Quote: Originally Posted by fireman604
Today it took a layer of snow one snow flake deep on the ice to keep my four wheel drive jeep trapped at the bottom of my driveway. It did get colder in the teens. Four wheel low and driving on the edge of unplowed crunchy snow I escaped. I called for help after returning and bobsledding down the drive. The sand truck backing down throwing sand as it descended my drive slid down the drive. It took half an hour for the sand to set up, stick to the ice. After that wait he was able to escape. Even with the events of this morning I would not live anywhere else. I grew up just outside of New York City but have been here for 30 plus years. Winter is winter and most of the tourists have gone home.
Even here in Missouri, when we have weather like we are currently experiencing, the 4-wheelers soon learn (usually the hard way) that although having two extra drive wheels (as in 4 wheel drive) may get one going in the snow and ice, they still have the same number of "brake" wheels: 4. Going faster on 4-wheel drive only means it is harder to stop in the ice and snow!!
I have been caught twice half way up a icy hill in a two ton truck with no other choice but to back down. Survived both and only ended up in the ditch once. Not an experience I care to repeat a third time.

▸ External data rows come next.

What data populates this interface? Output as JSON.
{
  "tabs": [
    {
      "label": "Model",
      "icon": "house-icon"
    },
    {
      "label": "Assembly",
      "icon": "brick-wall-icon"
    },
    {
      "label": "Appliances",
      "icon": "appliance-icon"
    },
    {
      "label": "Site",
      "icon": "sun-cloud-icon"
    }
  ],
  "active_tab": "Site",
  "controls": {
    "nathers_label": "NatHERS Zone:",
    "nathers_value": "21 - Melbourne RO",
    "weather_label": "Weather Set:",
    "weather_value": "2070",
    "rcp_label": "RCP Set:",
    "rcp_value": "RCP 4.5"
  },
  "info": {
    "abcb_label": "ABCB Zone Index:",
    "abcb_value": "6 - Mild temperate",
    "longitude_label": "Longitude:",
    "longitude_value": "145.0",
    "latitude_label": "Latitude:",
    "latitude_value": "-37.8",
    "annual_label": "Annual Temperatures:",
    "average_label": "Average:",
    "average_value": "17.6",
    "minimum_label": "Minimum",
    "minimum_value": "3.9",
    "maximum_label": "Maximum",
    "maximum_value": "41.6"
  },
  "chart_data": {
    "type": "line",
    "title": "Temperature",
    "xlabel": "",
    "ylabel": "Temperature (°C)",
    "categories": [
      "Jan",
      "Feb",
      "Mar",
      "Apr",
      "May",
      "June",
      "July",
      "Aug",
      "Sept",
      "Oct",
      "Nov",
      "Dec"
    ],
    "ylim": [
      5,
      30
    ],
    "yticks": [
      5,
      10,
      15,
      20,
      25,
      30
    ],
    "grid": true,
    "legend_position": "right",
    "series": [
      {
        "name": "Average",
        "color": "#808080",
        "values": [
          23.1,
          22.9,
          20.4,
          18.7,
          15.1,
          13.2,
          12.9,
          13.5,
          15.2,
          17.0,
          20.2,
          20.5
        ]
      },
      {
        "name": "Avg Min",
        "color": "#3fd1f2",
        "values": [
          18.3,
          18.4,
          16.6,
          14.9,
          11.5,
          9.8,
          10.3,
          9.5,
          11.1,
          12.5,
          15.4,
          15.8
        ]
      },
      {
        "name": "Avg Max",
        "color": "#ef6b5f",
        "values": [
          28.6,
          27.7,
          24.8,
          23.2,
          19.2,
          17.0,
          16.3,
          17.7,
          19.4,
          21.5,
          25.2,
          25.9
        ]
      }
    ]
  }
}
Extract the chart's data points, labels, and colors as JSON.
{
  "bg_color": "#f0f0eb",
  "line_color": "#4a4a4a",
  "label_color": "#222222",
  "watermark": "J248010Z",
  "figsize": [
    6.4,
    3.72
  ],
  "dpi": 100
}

I do appreciate your love for Alaska. I was about 8 or 9 when Dad took me fishing the first time. We used worms and the red / white plastic bobbers. Very frustrating for me; by the time I reacted to the fish strike, the worm (and fish) were gone. When I complained, Dad told me that the problem was these fish were fast, and smart. My reply was to ask to be taken to where the fish were "slow and dumb". Got my wish at Lake Louise. The Grailing were so dumb, all you had to do was cast the spinner and hook into the lake and pull out the fish!! Dad was so busy landing my catch (and with the home movie camera) that he only had time to catch one of the nine!